Вполне обыденная процедура, назначенная для того, чтобы, если один погибает на дуэли, то другой не оказался на каторге. Мол, претензий не имею, сам дурак. Ну, только позаковыристее выражено.
Мирский неестественно широкими шагами отсчитал расстояние — как бы не больше двадцати метров. Старался мой секундант делать свои шаги пошире, расстояние отмерять побольше. Как будто это сильно повлияет на дуэль. И вот мы с Печкуровым, одетые лишь в штаны и в белоснежных рубахах, словно специально, чтобы кровь была виднее, театральнее эффект, стоим напротив друг друга. И я, и он развернуты боком, держим в руках револьверы, приготовились к стрельбе. Глаза в глаза. Мой противник не пасует, но руки, вроде бы, у него всё равно подрагивают. Похмелился бы!
— Господа, призываю вас к примирению! — сказал секундант моего оппонента.
Фраза и звучала, и, по сути, была лишь протокольной, обязательной к произнесению. И я, и Печкуров примиряться отказались. Хотя больше половины дуэлей как раз-таки и заканчивались вот таким примирением или же символическими выстрелами «в небо». Вот только моё поведение в офицерском собрании делало невозможным для Печкурова такое, а поведение этой мразоты в отношении Елизаветы Дмитриевны не оставляло мне шанса на полюбовный исход.
— Начинайте, господа! Сходитесь! — выкрикнул Святополк Аполлинарьевич Мирский.
То, сколько я пожёг дефицитных патронов в своих тренировках, могло быть сравнимо со стрелковой подготовкой специалиста из будущего. При первой же возможности я всегда выезжал за город, если же был в поместье, то на оборудованный у леса полигон — и стрелял, стрелял… А после перезаряжался или менял револьвер и снова стрелял. Сотен на шесть рублей я и дружинники точно сожгли, при этом все патроны изготавливаются нами же, в мастерской моего поместья. Козьма не успевал делать боеприпасы, а Луганский завод — присылать гильзы.
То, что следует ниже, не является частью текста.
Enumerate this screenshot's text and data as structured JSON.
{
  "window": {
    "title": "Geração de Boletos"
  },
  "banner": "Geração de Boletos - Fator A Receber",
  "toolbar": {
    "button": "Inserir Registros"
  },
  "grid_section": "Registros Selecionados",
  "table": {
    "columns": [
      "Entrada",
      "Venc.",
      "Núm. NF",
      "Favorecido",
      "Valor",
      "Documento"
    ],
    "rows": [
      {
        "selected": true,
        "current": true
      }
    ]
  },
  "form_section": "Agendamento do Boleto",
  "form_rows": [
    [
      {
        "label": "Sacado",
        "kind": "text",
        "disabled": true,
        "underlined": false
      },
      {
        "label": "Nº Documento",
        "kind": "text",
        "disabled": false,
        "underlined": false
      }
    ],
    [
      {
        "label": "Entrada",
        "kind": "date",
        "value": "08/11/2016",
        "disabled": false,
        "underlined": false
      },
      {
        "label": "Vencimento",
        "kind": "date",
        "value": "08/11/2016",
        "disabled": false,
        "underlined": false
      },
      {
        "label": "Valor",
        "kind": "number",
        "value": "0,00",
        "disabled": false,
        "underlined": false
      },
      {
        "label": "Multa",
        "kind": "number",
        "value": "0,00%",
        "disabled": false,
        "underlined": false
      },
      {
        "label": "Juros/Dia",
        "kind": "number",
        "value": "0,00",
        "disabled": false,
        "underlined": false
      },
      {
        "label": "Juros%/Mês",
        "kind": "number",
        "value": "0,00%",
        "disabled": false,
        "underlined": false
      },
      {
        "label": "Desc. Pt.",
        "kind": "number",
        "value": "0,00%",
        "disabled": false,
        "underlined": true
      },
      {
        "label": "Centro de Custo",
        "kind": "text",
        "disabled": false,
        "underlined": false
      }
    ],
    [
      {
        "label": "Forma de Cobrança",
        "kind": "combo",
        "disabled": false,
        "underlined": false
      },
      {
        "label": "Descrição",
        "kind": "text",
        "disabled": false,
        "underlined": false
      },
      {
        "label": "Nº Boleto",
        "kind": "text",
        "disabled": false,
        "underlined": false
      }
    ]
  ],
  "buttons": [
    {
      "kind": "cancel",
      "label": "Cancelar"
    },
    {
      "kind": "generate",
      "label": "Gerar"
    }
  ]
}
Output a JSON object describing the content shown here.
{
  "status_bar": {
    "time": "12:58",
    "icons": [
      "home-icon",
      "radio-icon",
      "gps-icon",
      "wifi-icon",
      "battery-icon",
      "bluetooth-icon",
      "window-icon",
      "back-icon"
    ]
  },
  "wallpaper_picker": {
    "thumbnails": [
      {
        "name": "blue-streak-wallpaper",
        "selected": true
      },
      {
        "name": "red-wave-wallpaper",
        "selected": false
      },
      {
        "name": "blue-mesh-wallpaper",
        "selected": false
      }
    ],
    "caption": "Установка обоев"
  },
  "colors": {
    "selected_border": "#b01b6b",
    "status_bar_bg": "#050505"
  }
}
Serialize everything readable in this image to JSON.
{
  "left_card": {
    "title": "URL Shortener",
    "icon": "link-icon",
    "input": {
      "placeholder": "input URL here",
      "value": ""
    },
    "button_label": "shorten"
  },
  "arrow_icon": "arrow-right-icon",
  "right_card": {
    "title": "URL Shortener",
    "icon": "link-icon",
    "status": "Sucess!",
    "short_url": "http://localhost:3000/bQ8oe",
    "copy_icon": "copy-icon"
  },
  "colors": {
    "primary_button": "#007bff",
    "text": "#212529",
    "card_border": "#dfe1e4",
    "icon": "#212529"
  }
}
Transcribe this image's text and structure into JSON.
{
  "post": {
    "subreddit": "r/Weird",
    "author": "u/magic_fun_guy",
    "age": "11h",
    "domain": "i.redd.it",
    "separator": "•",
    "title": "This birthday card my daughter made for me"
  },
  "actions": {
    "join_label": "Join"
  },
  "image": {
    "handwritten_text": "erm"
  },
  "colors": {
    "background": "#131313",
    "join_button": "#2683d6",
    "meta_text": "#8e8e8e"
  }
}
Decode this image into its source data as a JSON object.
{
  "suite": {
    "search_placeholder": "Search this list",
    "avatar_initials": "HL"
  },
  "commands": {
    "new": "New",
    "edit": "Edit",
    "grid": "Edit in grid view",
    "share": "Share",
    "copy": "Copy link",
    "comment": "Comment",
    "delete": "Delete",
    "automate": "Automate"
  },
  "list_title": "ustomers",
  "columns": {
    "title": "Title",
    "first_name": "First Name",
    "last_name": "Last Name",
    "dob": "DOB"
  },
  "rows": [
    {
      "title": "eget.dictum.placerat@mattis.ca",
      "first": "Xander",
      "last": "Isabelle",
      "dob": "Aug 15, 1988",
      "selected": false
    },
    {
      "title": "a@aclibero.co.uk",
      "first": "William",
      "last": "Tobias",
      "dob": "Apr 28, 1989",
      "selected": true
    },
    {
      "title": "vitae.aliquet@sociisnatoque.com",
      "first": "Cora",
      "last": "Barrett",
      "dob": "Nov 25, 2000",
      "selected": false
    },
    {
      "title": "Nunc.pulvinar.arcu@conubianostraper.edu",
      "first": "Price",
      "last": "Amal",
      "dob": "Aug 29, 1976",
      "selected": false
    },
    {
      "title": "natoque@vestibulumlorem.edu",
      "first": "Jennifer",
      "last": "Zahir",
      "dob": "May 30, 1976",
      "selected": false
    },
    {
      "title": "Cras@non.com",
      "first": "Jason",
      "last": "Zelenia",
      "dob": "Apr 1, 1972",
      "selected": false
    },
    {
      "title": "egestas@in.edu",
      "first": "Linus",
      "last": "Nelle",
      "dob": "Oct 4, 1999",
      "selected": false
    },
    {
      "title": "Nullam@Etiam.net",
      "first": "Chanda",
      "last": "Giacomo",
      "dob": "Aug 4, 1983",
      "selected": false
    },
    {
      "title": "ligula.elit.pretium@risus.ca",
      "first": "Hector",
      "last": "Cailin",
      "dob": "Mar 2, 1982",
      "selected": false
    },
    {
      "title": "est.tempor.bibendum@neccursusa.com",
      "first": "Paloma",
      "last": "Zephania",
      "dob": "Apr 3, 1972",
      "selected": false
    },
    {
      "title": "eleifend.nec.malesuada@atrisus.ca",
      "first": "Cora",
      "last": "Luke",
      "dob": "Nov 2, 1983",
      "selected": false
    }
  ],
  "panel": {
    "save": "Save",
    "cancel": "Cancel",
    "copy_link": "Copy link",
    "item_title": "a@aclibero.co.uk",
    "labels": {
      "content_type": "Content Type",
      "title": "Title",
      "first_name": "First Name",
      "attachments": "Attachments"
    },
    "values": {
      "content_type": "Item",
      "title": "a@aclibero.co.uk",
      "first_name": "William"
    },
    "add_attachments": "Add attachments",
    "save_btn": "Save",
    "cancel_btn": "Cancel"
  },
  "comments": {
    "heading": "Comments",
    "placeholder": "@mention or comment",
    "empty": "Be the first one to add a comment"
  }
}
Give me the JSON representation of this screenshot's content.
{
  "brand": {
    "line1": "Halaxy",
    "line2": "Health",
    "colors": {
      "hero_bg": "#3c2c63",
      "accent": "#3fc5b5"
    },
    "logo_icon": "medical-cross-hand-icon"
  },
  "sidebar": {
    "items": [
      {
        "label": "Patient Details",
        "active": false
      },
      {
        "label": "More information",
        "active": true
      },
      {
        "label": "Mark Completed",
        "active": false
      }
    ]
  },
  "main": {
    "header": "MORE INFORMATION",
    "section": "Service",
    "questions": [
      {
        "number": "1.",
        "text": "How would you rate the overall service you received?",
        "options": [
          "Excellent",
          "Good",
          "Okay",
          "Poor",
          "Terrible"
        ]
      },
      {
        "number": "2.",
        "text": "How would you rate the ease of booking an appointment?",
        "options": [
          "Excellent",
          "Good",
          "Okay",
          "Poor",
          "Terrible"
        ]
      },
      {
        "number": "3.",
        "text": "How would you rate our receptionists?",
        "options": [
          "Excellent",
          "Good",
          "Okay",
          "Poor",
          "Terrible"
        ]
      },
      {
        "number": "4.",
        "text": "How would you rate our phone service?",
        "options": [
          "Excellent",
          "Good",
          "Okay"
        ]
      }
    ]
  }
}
Может, потому каждый четвёртый патрон у нас и не срабатывал, что всё делалось в спешке, почти что «на коленке». Но и это не будет сюрпризом. Так, правилами дуэли было оговорено, что осечка никак не может считаться за выполненный выстрел.
Мой противник сделал шаг раньше меня. Но и я шагаю… второй шаг, мой соперник может показаться решительным, он не отстает. Но я отчётливо вижу, что взгляд Печкурова — рассеянный, а движения неуверенные. Стреляться с похмелья — быть готовым умереть!
— Бах! — облачко дыма мешало в подробностях рассмотреть, куда именно попала пуля, выпущенная мной.
Но сильный ветер быстро унес облако пороховых газов, и все стало очевидным: Печкуров рухнул на пожухлую траву и не показывал никаких признаков жизни.
— Доктора! — закричал секундант моего обидчика.
Я стоял, будто вкопанный, наблюдал за происходящим с высоко поднятым подбородком. Видел, как доктор проводит манипуляции с зеркалом, констатируя смерть.
— Дуэль состоялась, — замогильным голосом сказал секундант Печкурова.
— Я получил сатисфакцию! — холодно сказал я.
— Вы хладнокровно его убили! — прозвучали наполненные злобой и ненавистью слова секунданта. — Вы могли его и ранить, но… вы выстрелили точно в сердце.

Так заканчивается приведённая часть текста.